As shown in FIG. 5, the vicinity of the front end surface 12a of the convex portion 12 of the light control sheet 10A is bonded in a form embedded in the adhesive layer 100. The height h of the convex portion 12 is obtained by subtracting the burying depth Y shown in FIG. 5 from the height of the convex portion of the light control sheet 10A, and corresponds to the optical height of the convex portion of the light control sheet.

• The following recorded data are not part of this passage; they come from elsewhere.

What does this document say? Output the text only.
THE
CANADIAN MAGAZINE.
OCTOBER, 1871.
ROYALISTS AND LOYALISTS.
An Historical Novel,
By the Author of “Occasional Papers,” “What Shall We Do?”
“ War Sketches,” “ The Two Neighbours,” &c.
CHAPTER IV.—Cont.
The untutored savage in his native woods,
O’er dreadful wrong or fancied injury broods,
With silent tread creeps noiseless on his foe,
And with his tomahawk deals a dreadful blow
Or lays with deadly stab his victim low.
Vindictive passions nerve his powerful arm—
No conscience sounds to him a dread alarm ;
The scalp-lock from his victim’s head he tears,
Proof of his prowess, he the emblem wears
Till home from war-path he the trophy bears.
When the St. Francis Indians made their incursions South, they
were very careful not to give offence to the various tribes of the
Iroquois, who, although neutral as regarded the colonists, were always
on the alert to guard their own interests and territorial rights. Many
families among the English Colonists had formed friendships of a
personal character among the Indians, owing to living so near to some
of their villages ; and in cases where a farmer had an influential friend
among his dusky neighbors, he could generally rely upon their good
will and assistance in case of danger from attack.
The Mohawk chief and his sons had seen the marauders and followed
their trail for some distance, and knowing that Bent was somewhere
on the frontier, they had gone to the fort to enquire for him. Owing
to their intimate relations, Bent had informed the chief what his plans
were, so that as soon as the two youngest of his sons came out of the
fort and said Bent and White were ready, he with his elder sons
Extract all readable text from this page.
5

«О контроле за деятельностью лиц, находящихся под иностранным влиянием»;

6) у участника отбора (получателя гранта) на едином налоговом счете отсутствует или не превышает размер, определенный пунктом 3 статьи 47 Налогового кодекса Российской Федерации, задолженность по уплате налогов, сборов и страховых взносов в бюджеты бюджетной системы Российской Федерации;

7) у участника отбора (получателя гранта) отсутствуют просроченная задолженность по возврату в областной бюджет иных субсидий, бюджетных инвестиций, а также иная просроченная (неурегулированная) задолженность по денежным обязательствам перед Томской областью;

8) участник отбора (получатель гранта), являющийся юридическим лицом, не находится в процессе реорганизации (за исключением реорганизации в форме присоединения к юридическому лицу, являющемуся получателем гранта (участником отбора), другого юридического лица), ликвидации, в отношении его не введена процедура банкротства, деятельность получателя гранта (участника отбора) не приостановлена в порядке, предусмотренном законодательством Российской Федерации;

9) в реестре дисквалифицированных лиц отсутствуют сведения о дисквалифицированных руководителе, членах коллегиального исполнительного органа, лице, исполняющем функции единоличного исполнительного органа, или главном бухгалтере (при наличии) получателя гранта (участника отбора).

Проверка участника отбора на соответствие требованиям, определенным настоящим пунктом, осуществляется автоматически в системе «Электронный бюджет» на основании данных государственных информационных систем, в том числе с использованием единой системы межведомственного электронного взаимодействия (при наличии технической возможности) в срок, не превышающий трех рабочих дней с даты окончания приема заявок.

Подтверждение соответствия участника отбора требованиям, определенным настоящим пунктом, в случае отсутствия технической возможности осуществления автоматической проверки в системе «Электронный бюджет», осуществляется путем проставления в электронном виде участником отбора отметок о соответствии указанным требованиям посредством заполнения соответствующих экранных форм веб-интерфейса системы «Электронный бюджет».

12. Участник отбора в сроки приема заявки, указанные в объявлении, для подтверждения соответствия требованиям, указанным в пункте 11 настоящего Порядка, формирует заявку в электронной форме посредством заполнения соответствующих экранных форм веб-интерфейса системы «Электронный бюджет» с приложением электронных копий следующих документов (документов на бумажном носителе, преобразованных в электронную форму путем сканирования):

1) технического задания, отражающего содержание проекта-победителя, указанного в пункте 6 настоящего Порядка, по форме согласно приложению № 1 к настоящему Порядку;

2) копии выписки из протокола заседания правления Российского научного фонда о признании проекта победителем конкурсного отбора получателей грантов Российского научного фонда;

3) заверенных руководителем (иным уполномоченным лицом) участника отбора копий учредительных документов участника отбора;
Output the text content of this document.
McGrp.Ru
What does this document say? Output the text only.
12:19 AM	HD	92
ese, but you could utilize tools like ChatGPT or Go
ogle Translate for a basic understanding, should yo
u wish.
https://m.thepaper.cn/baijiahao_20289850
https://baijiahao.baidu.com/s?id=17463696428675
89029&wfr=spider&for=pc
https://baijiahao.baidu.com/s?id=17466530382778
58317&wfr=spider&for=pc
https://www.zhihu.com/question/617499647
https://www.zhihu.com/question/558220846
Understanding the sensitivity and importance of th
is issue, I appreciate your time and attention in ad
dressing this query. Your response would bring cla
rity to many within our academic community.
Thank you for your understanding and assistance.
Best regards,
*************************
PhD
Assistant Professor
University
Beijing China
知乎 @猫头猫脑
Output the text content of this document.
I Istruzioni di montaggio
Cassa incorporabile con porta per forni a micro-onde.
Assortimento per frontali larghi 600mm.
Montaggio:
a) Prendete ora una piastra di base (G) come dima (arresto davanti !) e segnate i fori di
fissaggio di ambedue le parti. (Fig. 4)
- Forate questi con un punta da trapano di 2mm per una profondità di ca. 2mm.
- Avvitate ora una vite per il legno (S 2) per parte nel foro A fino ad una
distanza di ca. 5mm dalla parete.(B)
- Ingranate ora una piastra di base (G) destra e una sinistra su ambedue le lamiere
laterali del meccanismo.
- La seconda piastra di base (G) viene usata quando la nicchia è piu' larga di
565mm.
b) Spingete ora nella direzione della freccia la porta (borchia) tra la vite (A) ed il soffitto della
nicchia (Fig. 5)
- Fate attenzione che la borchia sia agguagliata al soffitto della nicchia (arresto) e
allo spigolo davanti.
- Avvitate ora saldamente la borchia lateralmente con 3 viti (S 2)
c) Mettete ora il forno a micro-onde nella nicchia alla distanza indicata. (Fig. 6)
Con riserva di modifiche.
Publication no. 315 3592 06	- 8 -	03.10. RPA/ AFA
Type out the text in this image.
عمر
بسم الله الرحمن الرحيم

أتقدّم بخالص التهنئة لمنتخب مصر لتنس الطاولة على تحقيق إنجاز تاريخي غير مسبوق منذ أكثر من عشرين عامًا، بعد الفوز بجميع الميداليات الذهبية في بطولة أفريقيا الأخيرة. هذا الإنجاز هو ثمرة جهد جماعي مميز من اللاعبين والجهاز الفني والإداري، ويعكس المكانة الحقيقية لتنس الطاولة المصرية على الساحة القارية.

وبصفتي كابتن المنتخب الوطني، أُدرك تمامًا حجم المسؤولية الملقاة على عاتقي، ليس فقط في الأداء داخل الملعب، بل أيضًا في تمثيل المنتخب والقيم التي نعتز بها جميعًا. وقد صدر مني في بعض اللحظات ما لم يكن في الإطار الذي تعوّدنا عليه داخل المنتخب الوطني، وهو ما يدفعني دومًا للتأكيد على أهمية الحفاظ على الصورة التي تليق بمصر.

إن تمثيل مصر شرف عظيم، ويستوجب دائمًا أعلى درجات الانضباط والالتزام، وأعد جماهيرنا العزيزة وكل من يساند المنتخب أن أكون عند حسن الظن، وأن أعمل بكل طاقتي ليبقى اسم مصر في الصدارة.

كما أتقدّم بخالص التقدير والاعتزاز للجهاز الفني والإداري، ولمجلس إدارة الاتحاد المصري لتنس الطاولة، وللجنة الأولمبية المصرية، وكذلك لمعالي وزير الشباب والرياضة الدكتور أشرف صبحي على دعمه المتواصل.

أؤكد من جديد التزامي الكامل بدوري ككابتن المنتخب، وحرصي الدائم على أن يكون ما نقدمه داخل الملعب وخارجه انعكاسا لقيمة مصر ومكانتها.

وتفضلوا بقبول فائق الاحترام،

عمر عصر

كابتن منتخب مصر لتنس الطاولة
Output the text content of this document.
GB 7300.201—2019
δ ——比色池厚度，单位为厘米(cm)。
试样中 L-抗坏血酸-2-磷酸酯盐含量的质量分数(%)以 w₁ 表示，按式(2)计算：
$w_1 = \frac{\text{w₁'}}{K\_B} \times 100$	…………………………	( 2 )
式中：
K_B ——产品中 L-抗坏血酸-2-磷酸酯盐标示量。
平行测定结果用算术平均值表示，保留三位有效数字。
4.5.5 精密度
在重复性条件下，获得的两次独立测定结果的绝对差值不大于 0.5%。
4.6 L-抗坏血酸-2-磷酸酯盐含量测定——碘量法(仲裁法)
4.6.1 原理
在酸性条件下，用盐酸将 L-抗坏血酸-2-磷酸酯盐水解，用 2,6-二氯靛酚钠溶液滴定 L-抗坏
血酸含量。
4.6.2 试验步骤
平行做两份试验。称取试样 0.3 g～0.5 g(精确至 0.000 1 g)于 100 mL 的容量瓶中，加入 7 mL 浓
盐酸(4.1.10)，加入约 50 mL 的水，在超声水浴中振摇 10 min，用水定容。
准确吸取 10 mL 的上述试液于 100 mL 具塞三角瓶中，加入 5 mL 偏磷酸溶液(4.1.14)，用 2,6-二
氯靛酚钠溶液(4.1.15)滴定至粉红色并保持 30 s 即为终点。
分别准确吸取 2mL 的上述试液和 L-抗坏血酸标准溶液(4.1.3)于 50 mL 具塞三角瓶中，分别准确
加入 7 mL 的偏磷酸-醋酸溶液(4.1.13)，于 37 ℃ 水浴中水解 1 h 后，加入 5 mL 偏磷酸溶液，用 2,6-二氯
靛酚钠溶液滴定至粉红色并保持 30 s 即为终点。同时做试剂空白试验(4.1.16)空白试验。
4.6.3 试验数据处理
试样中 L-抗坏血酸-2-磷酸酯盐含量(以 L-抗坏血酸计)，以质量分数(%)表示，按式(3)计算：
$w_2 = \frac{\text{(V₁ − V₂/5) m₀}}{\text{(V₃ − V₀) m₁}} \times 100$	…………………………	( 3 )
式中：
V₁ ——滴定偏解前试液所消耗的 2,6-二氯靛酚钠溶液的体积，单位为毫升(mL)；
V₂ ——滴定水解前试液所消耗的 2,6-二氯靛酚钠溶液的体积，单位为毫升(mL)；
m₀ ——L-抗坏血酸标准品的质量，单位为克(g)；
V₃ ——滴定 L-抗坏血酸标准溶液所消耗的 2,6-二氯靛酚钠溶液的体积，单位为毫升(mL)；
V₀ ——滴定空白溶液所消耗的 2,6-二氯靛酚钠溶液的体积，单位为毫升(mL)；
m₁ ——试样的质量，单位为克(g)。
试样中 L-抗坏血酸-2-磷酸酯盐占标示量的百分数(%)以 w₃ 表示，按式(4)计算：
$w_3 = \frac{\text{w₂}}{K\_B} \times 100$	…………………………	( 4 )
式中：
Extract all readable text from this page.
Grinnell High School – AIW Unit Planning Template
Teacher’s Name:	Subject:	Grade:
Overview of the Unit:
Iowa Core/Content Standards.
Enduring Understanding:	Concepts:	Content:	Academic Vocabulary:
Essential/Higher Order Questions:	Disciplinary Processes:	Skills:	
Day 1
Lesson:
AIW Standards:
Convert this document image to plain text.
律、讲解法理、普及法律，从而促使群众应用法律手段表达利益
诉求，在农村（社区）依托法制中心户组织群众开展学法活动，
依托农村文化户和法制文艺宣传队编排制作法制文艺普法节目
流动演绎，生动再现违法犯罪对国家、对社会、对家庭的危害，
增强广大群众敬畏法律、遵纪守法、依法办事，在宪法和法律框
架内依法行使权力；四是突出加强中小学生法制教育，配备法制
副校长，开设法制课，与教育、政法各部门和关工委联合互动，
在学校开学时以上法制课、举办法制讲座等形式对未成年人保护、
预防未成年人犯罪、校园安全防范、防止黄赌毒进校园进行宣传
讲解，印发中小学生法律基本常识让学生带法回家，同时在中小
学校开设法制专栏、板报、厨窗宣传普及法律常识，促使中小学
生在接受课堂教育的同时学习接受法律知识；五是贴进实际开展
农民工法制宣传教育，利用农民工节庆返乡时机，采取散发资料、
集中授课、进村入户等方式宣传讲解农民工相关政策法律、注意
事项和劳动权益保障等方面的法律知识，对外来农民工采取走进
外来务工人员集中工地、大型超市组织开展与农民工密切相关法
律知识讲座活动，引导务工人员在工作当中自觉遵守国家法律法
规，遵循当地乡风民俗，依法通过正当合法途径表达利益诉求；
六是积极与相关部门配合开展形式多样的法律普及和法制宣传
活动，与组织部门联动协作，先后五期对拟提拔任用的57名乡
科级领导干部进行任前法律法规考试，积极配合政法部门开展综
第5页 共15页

[0047] Regarding the range that the optical height h of the convex portion 12 can take, the above-described apex angle at the convex portion 12 is a force that also varies depending on the pitch p of the convex portion 12. If the typical height h is too low, even if the light totally reflected on the emission surface 21a of the surface light emitting element 20 is not provided with the light control sheet, even if the light is guided into the light control sheet 10A, The light is not applied to the inclined surface 12b of the convex portion 12 but is guided to the exit surface 14 of the light control sheet 10A. The light is totally reflected at the exit surface 14 of the gate 10A. On the other hand, if the optical height h of the convex portion 12 becomes too high, a portion that is not used for light reflection is generated on the inclined surface 12b of the convex portion 12, and the surface of the convex portion 12 having the same pitch p is As the area of the front end surface 12a of the convex portion 12 bonded to the emission surface 21a of the light emitting element 20 is reduced, the amount of light guided into the dimming sheet 10A is reduced. Therefore, it is preferable that the optical height h of the convex portion 12 satisfies the condition of 0.28p≤h≤l.lp with respect to the pitch p of the convex portion 12.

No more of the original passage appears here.